Clean Up
Overview
Once you’ve finished working with the pipeline, it’s important to clean up your environment. This prevents unnecessary costs and ensures you leave no lingering resources in your Azure subscription.
This guide walks you through destroying the Terraform-defined infrastructure and verifying that everything has been removed.
Steps
1. Destroy Terraform Resources
From the repository root, navigate into the Terraform directory and run the following command:
cd terraform/
terraform destroy --auto-approve
This will deprovision all resources that were created during the setup phase, including the Azure DevOps project and associated service connections.
Always double-check that you’re operating in the correct environment before running destroy
. Running this in production could remove critical infrastructure.

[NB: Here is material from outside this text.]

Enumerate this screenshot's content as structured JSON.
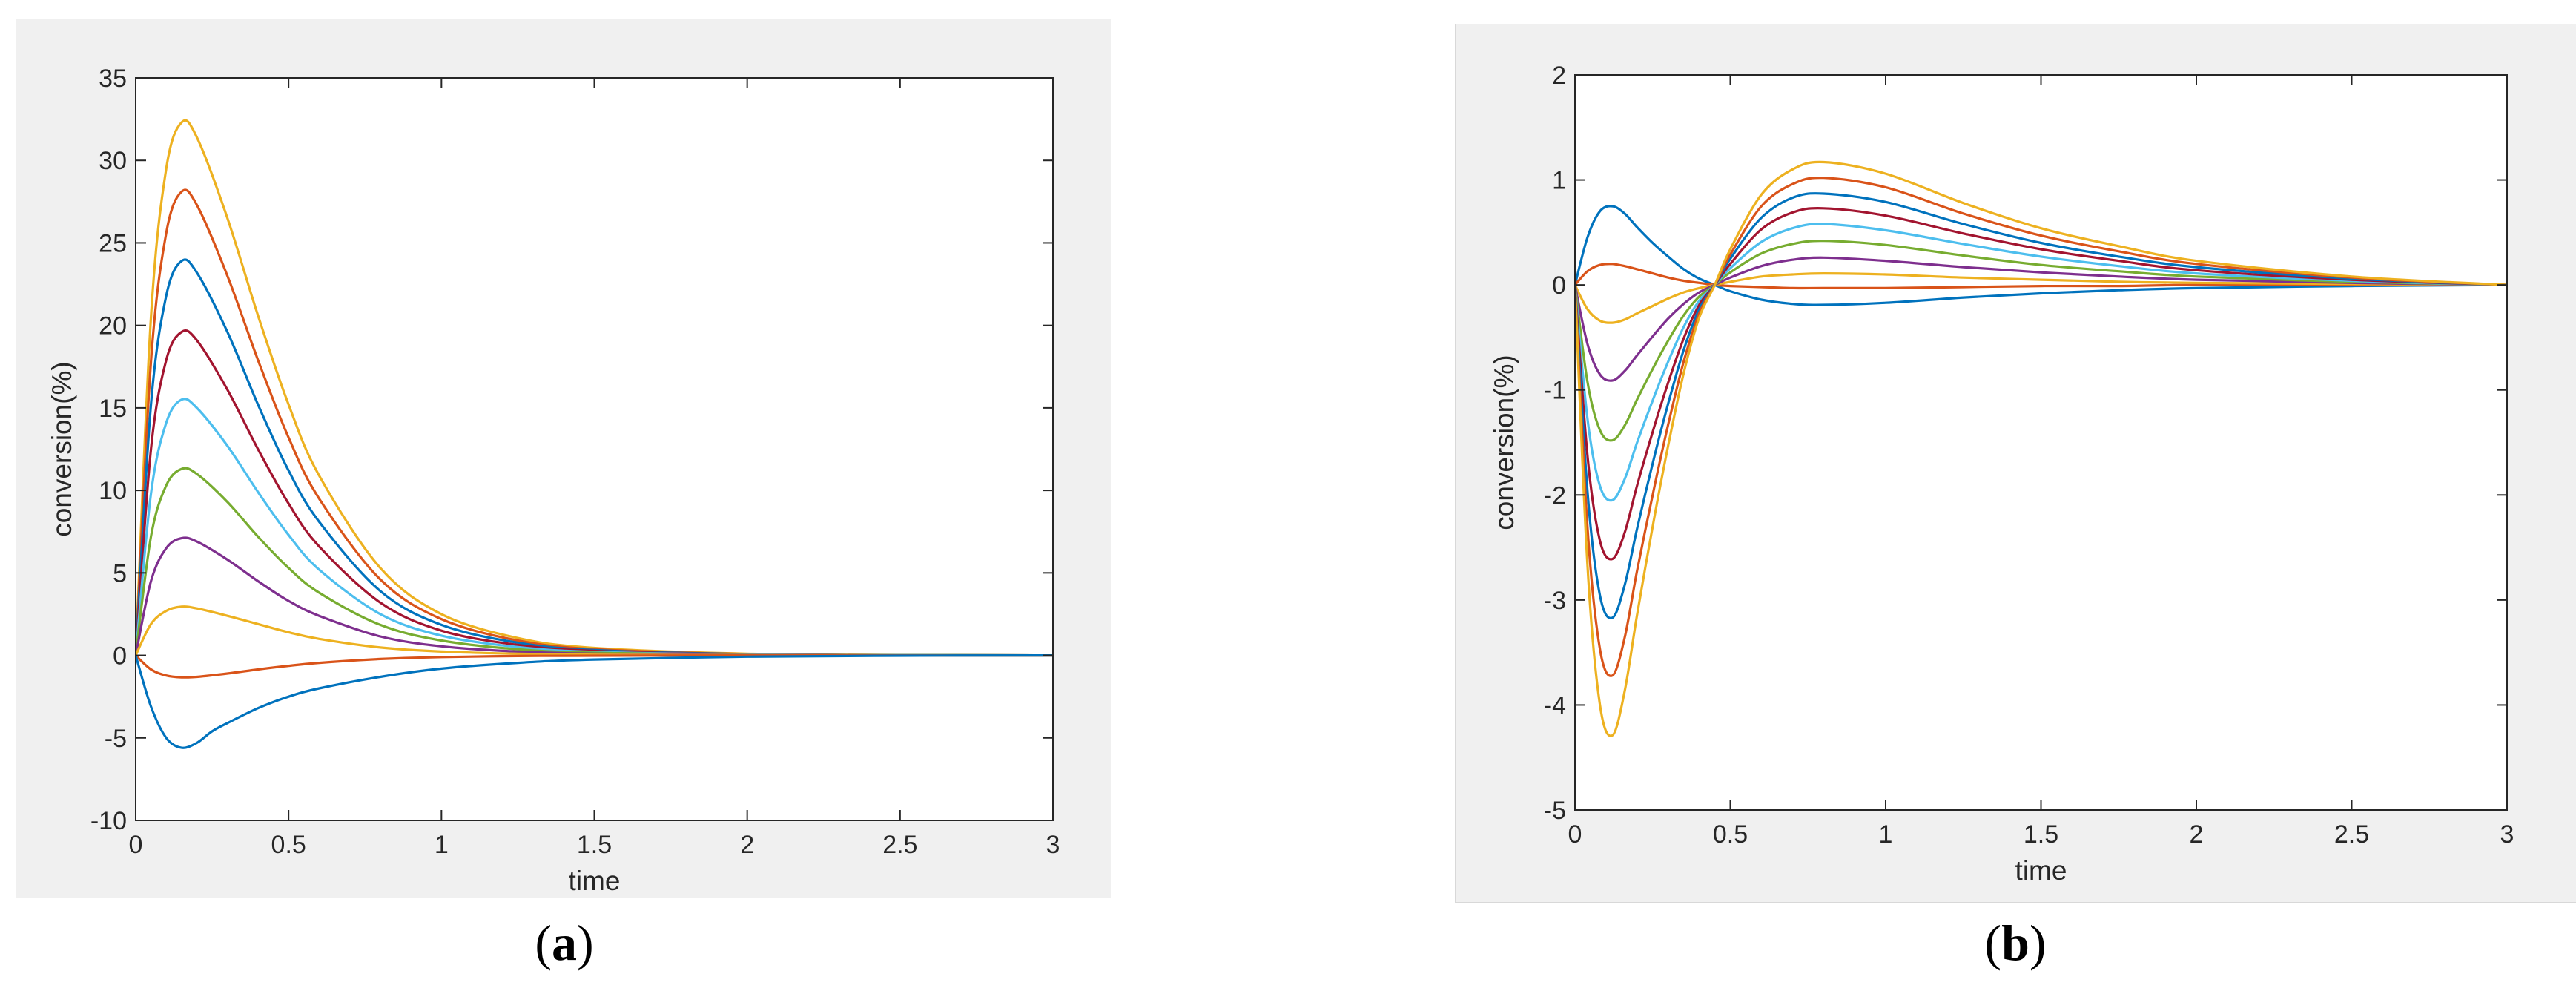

2. Verify Resource Deletion
After Terraform completes, verify that resources have been properly deleted:
- Log in to the Azure Portal and confirm that the project, pipelines, and container registry no longer exist.
- Review the Terraform destroy logs to ensure there were no errors or skipped resources.
Sometimes resource deletions may take a few minutes to fully propagate in the Azure Portal.
Conclusion
Congratulations! You’ve successfully completed the project and cleaned up all resources.
By tearing down your environment at the end, you:
- Avoid unexpected Azure billing charges.
- Keep your environment clean for future projects.
- Practice good cloud resource management habits.